I just got my adj headrest installed earlier this evening and even tho the 'roc loc' part of the helmet rests on the upper part of the pad, the headrest bar itself doesn't interfere. We're almost the same height so that might work for you too. Also i have some extra upper back and neck cushioning made from ventisit material so that keeps my head a bit more forward. Haven't ridden it yet though.
Also got the cage mount and utility post installed with lights. Pics tomorrow i hope.
And may I say GREAT JOB on that S30! Looks marvelous. Will let the truly knowledgeable analyze your leg extension etc.
You need to come ride w Germantown group soon!
 

super slim

Zen MBB Master
Now we're getting somewhere.

The handlebars are taped, the bottle-cage mount installed and one cage attached. After having my son take video of me riding, so I could see the crankarm position at full leg extension, I was able to orient the Q-rings better. I ended up with OCP #4 on the bolt below/forward of the crankarm, subject to adjustment.

Does this look like appropriate leg extension? I measured it roughly in the 150-155 degree range.
View attachment 4365


I rode for an hour after setting up the Q-rings. The adjustable neckrest feels like it's in about the right place, but the top of the headrest tubes kept pushing the back of the helmet up. The tubes are as far in as they'll go without touching the top of the seat back. I'm 5'5". Do I need to cut a section out of the vertical part?

View attachment 4366
Great BRIGHT clothes to match the helmet!!!
You will certainly be seen by car drivers!

I think the BB is too far away, with an extended foot, but Maria P also rides the same way!
The Racers would have a better idea!

You could add a 4"*4"*3.5" High, sock cushion, with a 12"*1.75" tube in the back fold of the sock,(Top of the sock so access to change air pressure) and a 4"*4" cut soft and hard foam from the std headrest, and a 4"*4" cardboard backing in the front fold of the sock

Sock headrest .jpg
 

hoyden

Well-Known Member
Does this look like appropriate leg extension?
That looks about where I ride. My extended leg is not quite fully extended (locked straight), my upper thigh just barely touches the bar on the upstroke, and there's about a right angle at the knee. Your elbows at your side with more than 90 degree bend is similar.
 

castlerobber

Zen MBB Master
Hard to tell from the photo but i wonder if you moved the adjustable headrest up 1-2 cm if that would keep the headrst bar from pushing your helmet?
I might be able to move it up 1 cm. Much more than that will interfere with the bottom of the helmet, and push my chin down even farther toward my chest. I may temporarily put a wedge behind my upper back and shoulders along with moving the headrest up, before I go cutting anything. From @ratz' picture of the new headrest tubes, it looks like the vertical rise is at least 1" less.

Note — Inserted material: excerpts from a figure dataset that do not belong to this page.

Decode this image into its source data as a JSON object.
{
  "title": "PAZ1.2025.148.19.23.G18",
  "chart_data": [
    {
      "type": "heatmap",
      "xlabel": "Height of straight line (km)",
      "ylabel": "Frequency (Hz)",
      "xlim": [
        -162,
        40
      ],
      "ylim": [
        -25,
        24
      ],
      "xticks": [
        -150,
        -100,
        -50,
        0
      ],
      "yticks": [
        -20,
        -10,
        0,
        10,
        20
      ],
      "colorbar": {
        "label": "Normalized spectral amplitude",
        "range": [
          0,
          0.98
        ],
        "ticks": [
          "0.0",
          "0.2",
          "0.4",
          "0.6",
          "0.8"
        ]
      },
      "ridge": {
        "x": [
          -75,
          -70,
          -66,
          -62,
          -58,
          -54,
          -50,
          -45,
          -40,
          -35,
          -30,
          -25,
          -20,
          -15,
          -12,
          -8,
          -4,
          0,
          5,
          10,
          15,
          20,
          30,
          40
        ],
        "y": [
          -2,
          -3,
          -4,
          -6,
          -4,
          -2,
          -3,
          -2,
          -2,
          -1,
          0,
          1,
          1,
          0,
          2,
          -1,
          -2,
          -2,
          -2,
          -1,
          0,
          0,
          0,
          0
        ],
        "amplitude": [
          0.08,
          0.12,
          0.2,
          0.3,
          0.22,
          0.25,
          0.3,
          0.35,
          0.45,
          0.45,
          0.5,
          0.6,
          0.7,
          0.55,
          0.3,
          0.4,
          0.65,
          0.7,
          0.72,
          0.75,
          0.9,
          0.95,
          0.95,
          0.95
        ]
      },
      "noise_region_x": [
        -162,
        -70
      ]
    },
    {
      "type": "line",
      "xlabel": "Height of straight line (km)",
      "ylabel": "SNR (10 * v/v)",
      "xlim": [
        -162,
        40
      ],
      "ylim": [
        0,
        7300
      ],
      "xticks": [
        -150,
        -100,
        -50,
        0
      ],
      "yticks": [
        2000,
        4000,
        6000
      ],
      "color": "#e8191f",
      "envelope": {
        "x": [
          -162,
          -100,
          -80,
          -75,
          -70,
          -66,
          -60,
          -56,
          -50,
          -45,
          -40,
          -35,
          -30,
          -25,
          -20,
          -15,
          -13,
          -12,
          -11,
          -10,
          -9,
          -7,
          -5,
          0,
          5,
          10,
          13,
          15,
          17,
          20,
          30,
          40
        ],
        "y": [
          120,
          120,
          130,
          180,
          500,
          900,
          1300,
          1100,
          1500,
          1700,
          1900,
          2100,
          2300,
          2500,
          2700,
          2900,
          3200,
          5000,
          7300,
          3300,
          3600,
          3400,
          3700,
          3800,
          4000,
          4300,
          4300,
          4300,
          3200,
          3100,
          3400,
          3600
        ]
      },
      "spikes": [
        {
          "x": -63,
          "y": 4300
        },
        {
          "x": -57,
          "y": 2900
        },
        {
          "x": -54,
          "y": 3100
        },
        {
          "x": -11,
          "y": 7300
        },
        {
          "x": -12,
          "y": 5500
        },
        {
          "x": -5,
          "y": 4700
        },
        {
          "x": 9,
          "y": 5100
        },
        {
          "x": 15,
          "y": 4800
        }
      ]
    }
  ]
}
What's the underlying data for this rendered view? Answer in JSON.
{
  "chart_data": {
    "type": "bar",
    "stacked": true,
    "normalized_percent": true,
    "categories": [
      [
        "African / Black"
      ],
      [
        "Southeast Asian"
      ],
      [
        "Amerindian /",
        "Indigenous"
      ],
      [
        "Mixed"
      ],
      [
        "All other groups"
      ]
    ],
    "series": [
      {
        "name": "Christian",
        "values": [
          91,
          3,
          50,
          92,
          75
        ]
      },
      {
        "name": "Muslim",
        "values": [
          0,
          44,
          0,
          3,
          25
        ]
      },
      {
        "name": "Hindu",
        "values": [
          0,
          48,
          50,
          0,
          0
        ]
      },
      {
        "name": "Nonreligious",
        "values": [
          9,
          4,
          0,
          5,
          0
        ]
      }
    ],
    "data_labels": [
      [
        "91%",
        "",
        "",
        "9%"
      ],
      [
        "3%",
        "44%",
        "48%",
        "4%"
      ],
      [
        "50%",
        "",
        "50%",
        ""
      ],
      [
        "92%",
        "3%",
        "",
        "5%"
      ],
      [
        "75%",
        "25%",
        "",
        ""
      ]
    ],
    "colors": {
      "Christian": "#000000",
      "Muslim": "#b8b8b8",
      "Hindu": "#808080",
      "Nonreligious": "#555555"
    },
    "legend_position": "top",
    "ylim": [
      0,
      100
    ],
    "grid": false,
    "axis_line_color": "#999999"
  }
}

You need to come ride w Germantown group soon!
Hard for me to get over that way on Saturday mornings. I'll for sure be there for some of the Tuesday-night rides, once they start back. So you'll get to see the S30 in person.

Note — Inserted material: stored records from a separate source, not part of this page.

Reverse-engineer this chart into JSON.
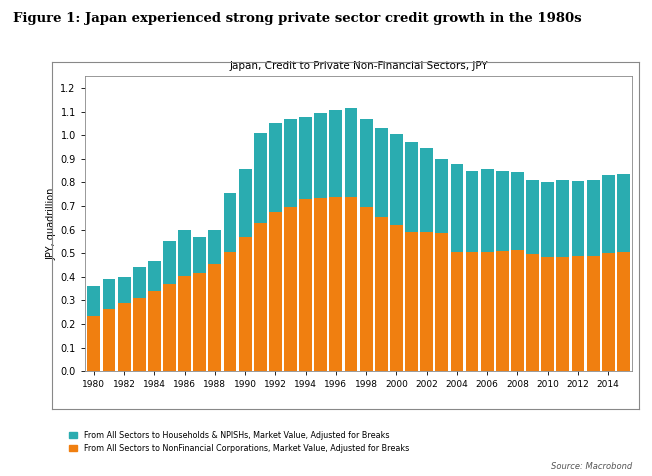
{
  "title": "Japan, Credit to Private Non-Financial Sectors, JPY",
  "figure_title": "Figure 1: Japan experienced strong private sector credit growth in the 1980s",
  "ylabel": "JPY, quadrillion",
  "source": "Source: Macrobond",
  "legend1": "From All Sectors to Households & NPISHs, Market Value, Adjusted for Breaks",
  "legend2": "From All Sectors to NonFinancial Corporations, Market Value, Adjusted for Breaks",
  "color_households": "#2aacb0",
  "color_corps": "#f07f10",
  "years": [
    1980,
    1981,
    1982,
    1983,
    1984,
    1985,
    1986,
    1987,
    1988,
    1989,
    1990,
    1991,
    1992,
    1993,
    1994,
    1995,
    1996,
    1997,
    1998,
    1999,
    2000,
    2001,
    2002,
    2003,
    2004,
    2005,
    2006,
    2007,
    2008,
    2009,
    2010,
    2011,
    2012,
    2013,
    2014,
    2015
  ],
  "corps": [
    0.235,
    0.265,
    0.29,
    0.31,
    0.34,
    0.37,
    0.405,
    0.415,
    0.455,
    0.505,
    0.57,
    0.63,
    0.675,
    0.695,
    0.73,
    0.735,
    0.74,
    0.74,
    0.695,
    0.655,
    0.62,
    0.59,
    0.59,
    0.585,
    0.505,
    0.505,
    0.505,
    0.51,
    0.515,
    0.495,
    0.485,
    0.485,
    0.49,
    0.49,
    0.5,
    0.505
  ],
  "households": [
    0.125,
    0.125,
    0.11,
    0.13,
    0.125,
    0.18,
    0.195,
    0.155,
    0.145,
    0.25,
    0.285,
    0.38,
    0.375,
    0.375,
    0.345,
    0.36,
    0.365,
    0.375,
    0.375,
    0.375,
    0.385,
    0.38,
    0.355,
    0.315,
    0.375,
    0.345,
    0.35,
    0.34,
    0.33,
    0.315,
    0.315,
    0.325,
    0.315,
    0.32,
    0.33,
    0.33
  ],
  "ylim": [
    0.0,
    1.25
  ],
  "yticks": [
    0.0,
    0.1,
    0.2,
    0.3,
    0.4,
    0.5,
    0.6,
    0.7,
    0.8,
    0.9,
    1.0,
    1.1,
    1.2
  ],
  "bg_color": "#ffffff",
  "box_color": "#cccccc"
}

My son tried the Silvio after he took the videos. He had to Flintstone a couple of laps around the parking lot to get the feel of it, but once he got brave enough to glide and slide, he went right to pedaling. Told me "Pffft. Nothing to it":emoji_wink: as he passed. He thinks he'll stick with my Q for long rides, though.

I think the BB is too far away, with an extended foot, but Maria P also rides the same way!
So she does. I even found a photo on another thread showing it. I may shorten that distance another 5mm and see how it feels.

Your elbows at your side with more than 90 degree bend is similar.
I was wondering about that. I have thigh clearance on the upstroke, and can sit up when I'm climbing, so I figured it was close to being right.